The hidden gems of the Windows 10 April 2018 Update
If things go as planned, Microsoft will start the distribution of the April 2018 Update for the Windows 10 operating system on April 30, 2018.
The company postponed the release of the first feature update of 2018 for Windows 10 earlier this month because of stability issues of the selected RTM build.
I wrote an article in March that listed the major features and changes of the then-called Spring Creators Update. It included information about the new Timeline feature, the ability to view and delete diagnostic data, or Windows Defender Application Guard in Windows 10 Pro.
The following list focuses on hidden gems of the update that are not known at all or relatively unknown.
Elevation in Run Box
You can launch the Run Box on Windows with the shortcut Windows-R and use it to run programs by typing program names or shortcuts. It was not possible up until now to elevate programs when using the Run Box.
The Windows 10 April 2018 Update changes that by adding the shortcut Ctrl+Shift to the Run Box. You may know the elevation shortcut from the Start Menu already as you may use it there to run any program with elevated rights when you hold down the two keys.
Less offline time during upgrades
Microsoft worked on reducing the time systems are offline during upgrades to a new version of the Windows 10 operating system.
Offline time describes the time in which users cannot interact with the system as the upgrade is processed.
Microsoft managed to reduce the offline phase to about 30 minutes. A noticeable improvement over the 51 minutes offline phase of the Fall Creators Update and 82 minutes of the Creators Update (both released in 2017).
Microsoft is still under heavy fire when it comes to the collection of data on Windows 10. The company added several new features in this version of Windows that improves user control over certain privacy related features.
- Camera hardware settings affect Win32 programs now as well.
- Diagnostics & feedback lets you view the collected data and delete it.
- New Activity History page under Settings > Privacy to control "Let Windows collect my activities" feature.

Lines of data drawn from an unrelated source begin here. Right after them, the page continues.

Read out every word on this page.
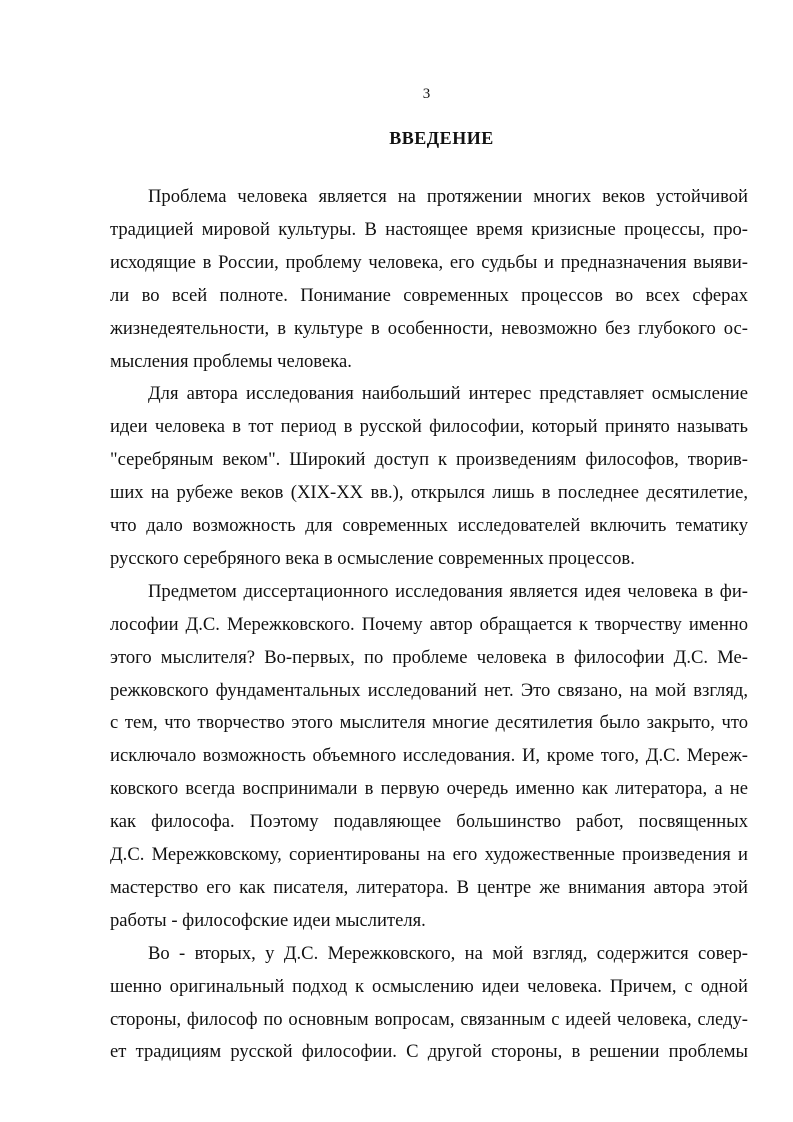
3
ВВЕДЕНИЕ
Проблема человека является на протяжении многих веков устойчивой
традицией мировой культуры. В настоящее время кризисные процессы, про-
исходящие в России, проблему человека, его судьбы и предназначения выяви-
ли во всей полноте. Понимание современных процессов во всех сферах
жизнедеятельности, в культуре в особенности, невозможно без глубокого ос-
мысления проблемы человека.
Для автора исследования наибольший интерес представляет осмысление
идеи человека в тот период в русской философии, который принято называть
"серебряным веком". Широкий доступ к произведениям философов, творив-
ших на рубеже веков (XIX-XX вв.), открылся лишь в последнее десятилетие,
что дало возможность для современных исследователей включить тематику
русского серебряного века в осмысление современных процессов.
Предметом диссертационного исследования является идея человека в фи-
лософии Д.С. Мережковского. Почему автор обращается к творчеству именно
этого мыслителя? Во-первых, по проблеме человека в философии Д.С. Ме-
режковского фундаментальных исследований нет. Это связано, на мой взгляд,
с тем, что творчество этого мыслителя многие десятилетия было закрыто, что
исключало возможность объемного исследования. И, кроме того, Д.С. Мереж-
ковского всегда воспринимали в первую очередь именно как литератора, а не
как философа. Поэтому подавляющее большинство работ, посвященных
Д.С. Мережковскому, сориентированы на его художественные произведения и
мастерство его как писателя, литератора. В центре же внимания автора этой
работы - философские идеи мыслителя.
Во - вторых, у Д.С. Мережковского, на мой взгляд, содержится совер-
шенно оригинальный подход к осмыслению идеи человека. Причем, с одной
стороны, философ по основным вопросам, связанным с идеей человека, следу-
ет традициям русской философии. С другой стороны, в решении проблемы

- Users can now block system-wide access to Account Info, Calendar, Call History, Contacts, Documents, Email, Messaging, Pictures, Tasks and Videos to block permission requests outright.
Windows Update bandwidth limits in Settings
If you wanted to limit the update bandwidth for downloading updates in the foreground you had to use the Group Policy or other means for that.
Microsoft added a new option to the Windows 10 Settings application which integrates that option right into the Update preferences.
- Use Windows-I to open the Settings application.
- Go to Update & Security.
- Click on Advanced Options.
- Select Delivery Optimization on the next screen.
- Select Advanced Options.
- Check "limit how much bandwidth is used for downloading updates in the foreground" and use the slider to select a percentage value.
- You may set the limit for background bandwidth limits and uploads as well on the screen.
Other useful changes
The following changes may be useful to some Windows 10 users as well:
- Default operating system language and keyboard can be set individually under Settings > Time & Language > Region & Language.
- Language resource files are distributed via Windows Store which makes it easier to distribute updates.
- Limit background data for Windows and apps under Settings > Network & Internet > Data Usage > Background data.
- You may set data limits for Ethernet or WiFi network connections under Settings > Network & Internet > Ethernet > Select Connection > Set a data limit to help control data usage on the network (replace Ethernet with WiFi if you want to control bandwidth for wireless connections)
Now You: What's your take on the Windows 10 April 2018 Update?